New Weblog Feature: Ben’s Place of the Week
Travel Blog • Jim Benning • 11.11.05 | 4:14 AM ET
One of the pleasures of editing an online magazine is hearing from people all over the world, including those we write about. After we linked to a recent interview with Oxford “Atlas of the World” editor Ben Keene, we were delighted to receive an e-mail from him. But Ben didn’t just say hi; he proposed a new weblog feature for World Hum.
“I’ve been an enthusiastic reader of World Hum for about a year now,” he wrote. “I have been sending a weekly e-mail to a steadily growing list of subscribers that I call Ben’s Place of the Week. I describe a strange, interesting, or newsworthy location in an attempt to generate in some small way a greater awareness and better appreciation of our tiny blue planet.” Ben included an example of these e-mails: a three-sentence piece about an Indonesian island where scientists have discovered fossils belonging to a new species of tiny people. It was a wonderful, brief glimpse into a part of the world we knew little about—the travel editorial equivalent of a sharply written postcard. Ben suggested we post his newest item on our weblog each week. We loved the idea.

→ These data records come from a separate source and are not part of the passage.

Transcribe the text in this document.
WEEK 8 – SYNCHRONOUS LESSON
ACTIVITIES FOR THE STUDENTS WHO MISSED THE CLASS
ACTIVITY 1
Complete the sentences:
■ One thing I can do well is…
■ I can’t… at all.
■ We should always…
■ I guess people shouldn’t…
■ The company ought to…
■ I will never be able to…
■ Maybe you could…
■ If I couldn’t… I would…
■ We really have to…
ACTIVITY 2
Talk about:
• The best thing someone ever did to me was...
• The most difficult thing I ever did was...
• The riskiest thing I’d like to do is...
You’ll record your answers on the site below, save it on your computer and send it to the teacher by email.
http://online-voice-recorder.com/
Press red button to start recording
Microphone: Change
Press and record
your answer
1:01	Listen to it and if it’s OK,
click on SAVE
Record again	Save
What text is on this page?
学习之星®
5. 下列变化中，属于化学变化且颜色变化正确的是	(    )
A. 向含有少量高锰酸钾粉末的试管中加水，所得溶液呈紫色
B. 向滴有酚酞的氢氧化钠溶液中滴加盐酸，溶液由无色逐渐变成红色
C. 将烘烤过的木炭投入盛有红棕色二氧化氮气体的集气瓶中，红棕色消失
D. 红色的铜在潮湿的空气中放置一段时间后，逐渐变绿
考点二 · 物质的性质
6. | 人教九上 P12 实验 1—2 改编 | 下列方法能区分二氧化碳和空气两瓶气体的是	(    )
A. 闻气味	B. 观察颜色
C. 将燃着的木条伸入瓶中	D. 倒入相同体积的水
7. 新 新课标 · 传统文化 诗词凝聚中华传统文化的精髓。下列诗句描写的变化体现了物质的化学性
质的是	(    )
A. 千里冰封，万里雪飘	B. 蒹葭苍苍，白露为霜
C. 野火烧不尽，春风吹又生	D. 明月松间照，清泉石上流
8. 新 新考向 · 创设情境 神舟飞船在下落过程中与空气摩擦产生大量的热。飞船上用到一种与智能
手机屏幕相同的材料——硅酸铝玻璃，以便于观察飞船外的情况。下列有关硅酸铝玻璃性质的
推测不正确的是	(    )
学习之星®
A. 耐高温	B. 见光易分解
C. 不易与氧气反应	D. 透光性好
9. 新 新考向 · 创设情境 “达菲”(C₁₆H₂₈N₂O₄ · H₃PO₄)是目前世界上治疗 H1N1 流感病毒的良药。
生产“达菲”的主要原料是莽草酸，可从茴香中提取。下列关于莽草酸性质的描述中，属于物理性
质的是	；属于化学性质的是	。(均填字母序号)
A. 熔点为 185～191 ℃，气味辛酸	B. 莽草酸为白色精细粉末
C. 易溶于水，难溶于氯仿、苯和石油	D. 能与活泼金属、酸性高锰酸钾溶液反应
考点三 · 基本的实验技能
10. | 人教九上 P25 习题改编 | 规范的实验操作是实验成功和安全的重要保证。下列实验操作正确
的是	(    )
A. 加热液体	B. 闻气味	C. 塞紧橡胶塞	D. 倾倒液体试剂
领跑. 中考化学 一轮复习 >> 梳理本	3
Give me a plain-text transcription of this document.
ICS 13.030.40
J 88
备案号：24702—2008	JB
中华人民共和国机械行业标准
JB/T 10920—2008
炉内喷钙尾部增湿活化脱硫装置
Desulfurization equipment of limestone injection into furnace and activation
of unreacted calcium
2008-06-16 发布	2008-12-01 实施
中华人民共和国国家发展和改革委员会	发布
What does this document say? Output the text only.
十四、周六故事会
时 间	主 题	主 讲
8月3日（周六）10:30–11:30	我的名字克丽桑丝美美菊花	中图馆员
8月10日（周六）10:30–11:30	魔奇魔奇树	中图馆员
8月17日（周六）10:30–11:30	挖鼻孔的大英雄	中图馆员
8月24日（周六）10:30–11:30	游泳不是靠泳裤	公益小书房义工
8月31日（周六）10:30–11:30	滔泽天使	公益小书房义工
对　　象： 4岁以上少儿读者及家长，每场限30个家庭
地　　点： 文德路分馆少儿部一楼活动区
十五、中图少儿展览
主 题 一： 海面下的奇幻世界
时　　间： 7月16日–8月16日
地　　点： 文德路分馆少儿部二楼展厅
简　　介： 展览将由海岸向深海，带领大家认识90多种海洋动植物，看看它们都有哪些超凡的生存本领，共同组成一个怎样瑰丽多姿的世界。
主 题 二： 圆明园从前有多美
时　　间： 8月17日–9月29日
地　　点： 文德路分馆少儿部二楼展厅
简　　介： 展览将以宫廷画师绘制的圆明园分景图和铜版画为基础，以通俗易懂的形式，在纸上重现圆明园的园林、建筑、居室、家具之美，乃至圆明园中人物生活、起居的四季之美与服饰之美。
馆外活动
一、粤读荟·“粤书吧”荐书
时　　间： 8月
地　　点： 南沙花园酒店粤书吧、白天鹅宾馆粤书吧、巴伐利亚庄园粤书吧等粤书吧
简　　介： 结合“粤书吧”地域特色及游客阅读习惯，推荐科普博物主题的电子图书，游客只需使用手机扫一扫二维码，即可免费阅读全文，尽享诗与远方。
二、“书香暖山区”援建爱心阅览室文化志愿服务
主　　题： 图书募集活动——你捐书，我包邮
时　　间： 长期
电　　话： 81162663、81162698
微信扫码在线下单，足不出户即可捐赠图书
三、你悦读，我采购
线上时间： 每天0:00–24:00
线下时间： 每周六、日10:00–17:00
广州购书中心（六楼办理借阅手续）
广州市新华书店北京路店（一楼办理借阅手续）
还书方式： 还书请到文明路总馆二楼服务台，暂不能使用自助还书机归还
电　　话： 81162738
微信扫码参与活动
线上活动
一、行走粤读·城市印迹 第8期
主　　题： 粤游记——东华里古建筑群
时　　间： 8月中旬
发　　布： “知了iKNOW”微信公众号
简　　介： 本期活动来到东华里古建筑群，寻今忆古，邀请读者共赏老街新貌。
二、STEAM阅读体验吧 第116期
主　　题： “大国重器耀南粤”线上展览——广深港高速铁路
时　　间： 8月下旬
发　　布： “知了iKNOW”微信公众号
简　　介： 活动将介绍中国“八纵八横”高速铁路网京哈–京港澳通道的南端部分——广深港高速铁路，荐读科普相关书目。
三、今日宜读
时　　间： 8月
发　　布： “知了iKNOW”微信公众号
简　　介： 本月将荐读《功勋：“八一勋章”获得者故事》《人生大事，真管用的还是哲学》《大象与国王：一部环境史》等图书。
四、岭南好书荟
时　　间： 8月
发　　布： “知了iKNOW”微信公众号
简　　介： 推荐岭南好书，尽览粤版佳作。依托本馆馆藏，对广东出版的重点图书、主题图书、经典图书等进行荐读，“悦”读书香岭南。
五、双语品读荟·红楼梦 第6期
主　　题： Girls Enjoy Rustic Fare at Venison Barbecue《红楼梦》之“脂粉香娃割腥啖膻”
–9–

In an article for geography teachers, Ben described what he does this way:
As most readers already know, geography isn’t just about places, and my short messages are meant to make you stop and think deeper: to consider the environment, society, notions of space and the relationships between them. Perhaps they’ll stimulate conversations, or debates, and hopefully you’ll pause to glance up at the yellowing map on your wall or to pull down an old, dog-eared atlas from your bookshelf.
Ben isn’t a cartographer, and he studied anthropology in college, not geography. He’s a map-lover and avid traveler who works on some of the most respected atlases in the world and wants to share a bit of his passion with readers. We’re happy to oblige and bring you, each Friday beginning today, Ben’s Place of the Week.